Want misschien ben je moe, Gregorius. Het een beetje moe, al die toeristen die met jou op de foto willen. De zoo die met jou uitpakt, “een echte komodovaraan”. Misschien wil je gewoon weer ergens komodovaraan kunnen zijn, zonder kijkers, zonder sponsors, zonder spotlights. Gregorius de échte.
Hoe zou jij willen zijn?
Dag Thelma,
Wat straal jij een rust uit. Eén ben je, met je wei. Met de Deense grond onder je poten. Met het eiland waar je op graast, en waar mijlenver niets anders te zien is dan gras, wilde bloemen, wat stenen en zee. Je lijkt me gelukkig, Thelma. Eerlijk waar. Je weet wie je bent, je weet waar je thuishoort, je hebt wat soortgenoten als gezelschap, je gaapt de wandelaars vol verwondering aan…
Het leven lijkt zo eenvoudig. Daar gewoon te zijn. Op je plek.

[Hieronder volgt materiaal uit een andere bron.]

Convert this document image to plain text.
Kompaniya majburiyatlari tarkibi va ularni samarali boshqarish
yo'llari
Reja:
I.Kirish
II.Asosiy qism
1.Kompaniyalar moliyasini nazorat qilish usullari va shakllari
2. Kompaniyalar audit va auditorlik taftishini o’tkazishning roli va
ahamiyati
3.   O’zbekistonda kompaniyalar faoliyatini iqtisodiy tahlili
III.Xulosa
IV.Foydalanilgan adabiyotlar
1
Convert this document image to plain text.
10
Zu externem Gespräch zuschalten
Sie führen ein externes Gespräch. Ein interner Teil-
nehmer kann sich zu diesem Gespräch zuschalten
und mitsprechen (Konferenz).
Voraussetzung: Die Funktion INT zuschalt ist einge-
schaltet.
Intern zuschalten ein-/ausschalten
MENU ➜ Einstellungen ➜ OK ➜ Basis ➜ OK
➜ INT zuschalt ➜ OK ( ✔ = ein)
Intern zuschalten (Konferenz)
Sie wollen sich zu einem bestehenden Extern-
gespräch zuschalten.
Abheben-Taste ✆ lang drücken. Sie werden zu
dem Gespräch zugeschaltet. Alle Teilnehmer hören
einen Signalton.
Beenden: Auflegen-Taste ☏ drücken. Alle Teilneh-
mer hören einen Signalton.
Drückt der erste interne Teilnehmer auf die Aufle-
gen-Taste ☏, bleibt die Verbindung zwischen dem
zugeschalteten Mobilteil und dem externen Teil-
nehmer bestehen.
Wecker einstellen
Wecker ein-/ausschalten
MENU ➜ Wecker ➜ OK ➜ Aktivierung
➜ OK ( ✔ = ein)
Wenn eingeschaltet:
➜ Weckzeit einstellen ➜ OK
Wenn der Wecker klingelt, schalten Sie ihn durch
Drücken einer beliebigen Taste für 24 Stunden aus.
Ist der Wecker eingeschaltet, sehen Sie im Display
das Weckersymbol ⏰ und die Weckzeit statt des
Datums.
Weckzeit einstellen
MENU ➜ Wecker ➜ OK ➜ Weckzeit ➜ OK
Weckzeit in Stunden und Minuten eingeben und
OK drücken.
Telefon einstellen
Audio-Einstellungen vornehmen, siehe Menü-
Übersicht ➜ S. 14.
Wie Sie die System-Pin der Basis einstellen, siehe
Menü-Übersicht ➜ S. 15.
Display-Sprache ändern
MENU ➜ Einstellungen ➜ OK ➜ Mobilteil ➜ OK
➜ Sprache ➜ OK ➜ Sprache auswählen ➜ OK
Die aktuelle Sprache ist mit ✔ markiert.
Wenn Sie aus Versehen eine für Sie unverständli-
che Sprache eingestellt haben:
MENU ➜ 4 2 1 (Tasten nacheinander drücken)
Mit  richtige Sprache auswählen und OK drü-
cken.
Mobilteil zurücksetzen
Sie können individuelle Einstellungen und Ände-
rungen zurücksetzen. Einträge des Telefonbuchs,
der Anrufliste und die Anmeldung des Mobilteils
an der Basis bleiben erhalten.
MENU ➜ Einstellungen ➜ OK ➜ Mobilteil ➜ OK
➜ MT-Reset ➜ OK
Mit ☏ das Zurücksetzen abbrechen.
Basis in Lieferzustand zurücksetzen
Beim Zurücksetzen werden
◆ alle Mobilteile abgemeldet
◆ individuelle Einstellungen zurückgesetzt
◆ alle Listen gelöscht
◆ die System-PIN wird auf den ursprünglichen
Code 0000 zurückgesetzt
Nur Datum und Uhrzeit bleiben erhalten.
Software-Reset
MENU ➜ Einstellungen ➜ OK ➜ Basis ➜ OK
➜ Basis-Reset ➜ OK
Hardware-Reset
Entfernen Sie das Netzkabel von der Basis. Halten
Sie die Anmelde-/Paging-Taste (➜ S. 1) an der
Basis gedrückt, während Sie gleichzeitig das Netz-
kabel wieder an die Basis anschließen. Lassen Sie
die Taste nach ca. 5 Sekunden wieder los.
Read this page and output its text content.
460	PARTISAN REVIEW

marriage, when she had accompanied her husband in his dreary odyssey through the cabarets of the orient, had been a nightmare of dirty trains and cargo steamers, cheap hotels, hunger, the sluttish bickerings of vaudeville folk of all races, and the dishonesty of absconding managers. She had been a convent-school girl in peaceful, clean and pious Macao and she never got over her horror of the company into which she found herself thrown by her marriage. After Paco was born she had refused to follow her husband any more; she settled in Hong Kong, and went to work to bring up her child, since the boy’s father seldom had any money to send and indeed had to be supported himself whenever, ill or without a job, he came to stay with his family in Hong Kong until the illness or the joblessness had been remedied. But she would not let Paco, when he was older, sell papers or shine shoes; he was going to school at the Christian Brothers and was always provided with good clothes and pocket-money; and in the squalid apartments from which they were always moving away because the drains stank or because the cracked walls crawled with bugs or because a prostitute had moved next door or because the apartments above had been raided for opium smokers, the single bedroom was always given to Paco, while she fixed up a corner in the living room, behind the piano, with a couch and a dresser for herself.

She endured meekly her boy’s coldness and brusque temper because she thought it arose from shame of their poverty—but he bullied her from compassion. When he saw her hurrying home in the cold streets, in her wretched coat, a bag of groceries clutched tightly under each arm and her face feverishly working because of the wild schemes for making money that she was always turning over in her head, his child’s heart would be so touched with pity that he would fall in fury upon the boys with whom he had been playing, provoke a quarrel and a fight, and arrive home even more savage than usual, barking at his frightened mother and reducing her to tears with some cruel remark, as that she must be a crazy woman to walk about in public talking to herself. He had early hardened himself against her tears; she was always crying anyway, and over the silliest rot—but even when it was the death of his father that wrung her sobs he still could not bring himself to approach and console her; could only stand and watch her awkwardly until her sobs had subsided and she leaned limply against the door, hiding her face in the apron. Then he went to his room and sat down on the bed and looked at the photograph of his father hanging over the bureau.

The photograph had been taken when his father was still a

En meer moet dat niet zijn.
Heb je ook zo’n mensen of dieren als Thelma ontmoet, één met alles, helemaal op hun plek? Wanneer ben je voor het laatst zelf een beetje Thelma geweest?
Dag Nicolas,
Ja zo heet je echt hé? De boerin vertelde hoe jij, anders dan Thelma, eerst niet op je plaats zat. Maar te kijk gezet, moest dienst doen als de ezel in de kerststal. En je dat helemààl niet leuk vond.
Gek toch, dat wat wij als een feeëriek, romantisch plaatje beschouwen: de os en de ezel in de stal bij de heilige familie, in werkelijkheid, ergens op een Duitse kerstmarkt tussen koude beelden en een bokkige os, helemaal niet zo rooskleurig is. Wie weet werd je wel horendol van die os. Stond je te balken tegen de familie van steen die maar niet antwoordde. Had je genoeg van die toeschouwers met wat te veel glühwein achter de kiezen. En mocht de nacht voor jou wat minder stil.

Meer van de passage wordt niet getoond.